Cisma, Marcela Bastías, novela, Editorial Forja, 108 páginas

Por Antonio Rojas Gómez

Esta novela, la primera de la autora, nos presenta un nuevo enfoque del feminismo, que interesará especialmente a los seguidores de la religión católica. Los lectores de otros credos, o los agnósticos, tienen poco que ver en estas páginas que narran la historia de una niña de corta edad que es entregada por su madre al cuidado de un monje para que la eduque y le ofrezca una vida mejor que aquella que la espera en la pobreza de su familia. De esa manera, la pequeña Ema se convierte en Alberto, un discípulo aventajado del padre Pedro, que es una suerte de líder de los monjes con pensamiento de avanzada en la congregación que, igual que la sociedad externa, está dividida entre conservadores, que se oponen a todo cambio y solo exigen obediencia a su grey, y quienes desean avanzar con los tiempos.

Lo anterior resulta meridianamente expuesto en la página 38, cuando Alberto, que ya ha crecido, finaliza un sermón con estas palabras:

“Cuando el alma está en paz consigo misma, se puede entregar paz y amor a los demás”.

“En ese instante irrumpió Diego, quien se encontraba cerca del altar, y con una evidente mirada de reproche hacia Alberto, agregó:

“-Lo que el padre Alberto quiere decir es que una vez que cuidéis de vosotros y os escuchéis, volváis al camino de la obediencia sin cuestionar ni dudar jamás de nuestras palabras para alcanzar la plenitud.”

El padre Diego es, por cierto, el líder de los conservadores, y un tipo de mala entraña. Le hace cosas muy feas, que Alberto soporta con estoicismo, sin embargo, en lugar de salir corriendo del convento y regresar a la pobreza honesta de su familia, se aguanta y persevera hasta que, ya madura, vuelve a ser Ema y se retira a predicar en las calles, con el apoyo silencioso de los monjes que desean introducir cambios en las costumbres y rutinas religiosas, especialmente Juan, uno joven y buen mozo, del que se ha enamorado, aunque nunca se revela expresamente el sentimiento, compartido por el muchacho.

Avanzada la historia, mientras Ema crece travestida en Alberto, otra niña es conducida al convento y la hacen pasar por hombre. Lo que nos está diciendo que la historia de Ema-Alberto no es única, sino más bien una costumbre en los monasterios. El lector agnóstico tiene el derecho de preguntarse por qué ocurren esas situaciones, si también existen conventos de monjas en los que pueden ser acogidas las niñas que lo requieran.

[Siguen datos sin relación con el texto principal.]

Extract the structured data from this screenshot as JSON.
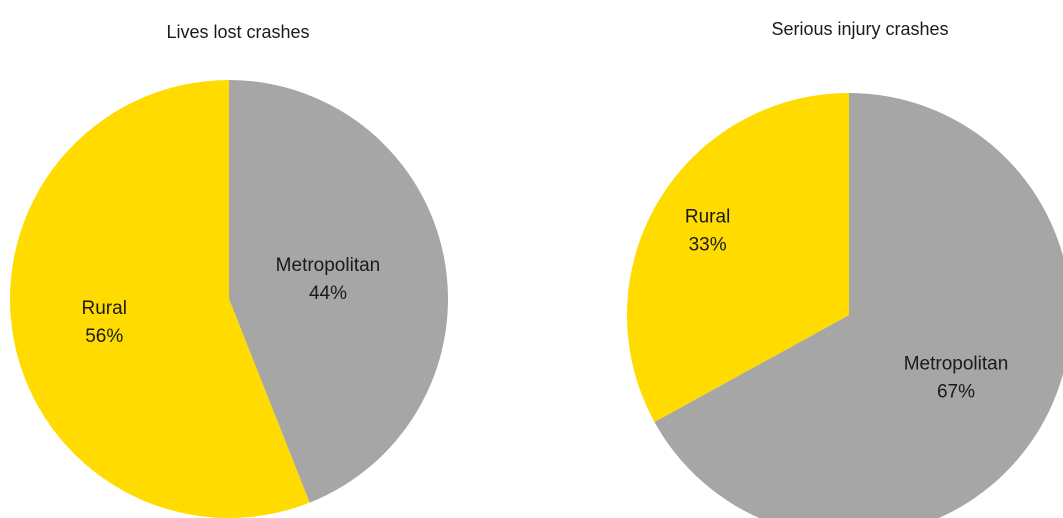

¡Ah!, es que en la religión, como en la vida civil, las oportunidades no son las mismas para hombres y mujeres. Las monjas están en discreto segundo plano, no predican, no hacen oír sus ideas. Y eso no está bien, de acuerdo al sentir y pensar de los religiosos de avanzada, los que quieren cambiar las cosas y adecuarlas a los nuevos tiempos, partiendo por la aceptación de la sexualidad.

El lector no sabe si la autora es católica, pero puede suponer que lo es. Tampoco cuál es su tendencia dentro del catolicismo, si es que existen tendencias opuestas, como se presenta en la novela. Pero al terminar la lectura tiene claro que la autora es decidida partidaria del feminismo, y presenta en su obra prima un alegato convincente en favor del derecho de las mujeres a ser tratadas de la misma manera que los hombres, acceder a todas las posiciones que antes les eran negadas y acercarse a las puertas del cielo, y de la realización personal, por caminos distintos al de la ciega obediencia y aceptación de imposiciones que contravienen su conciencia.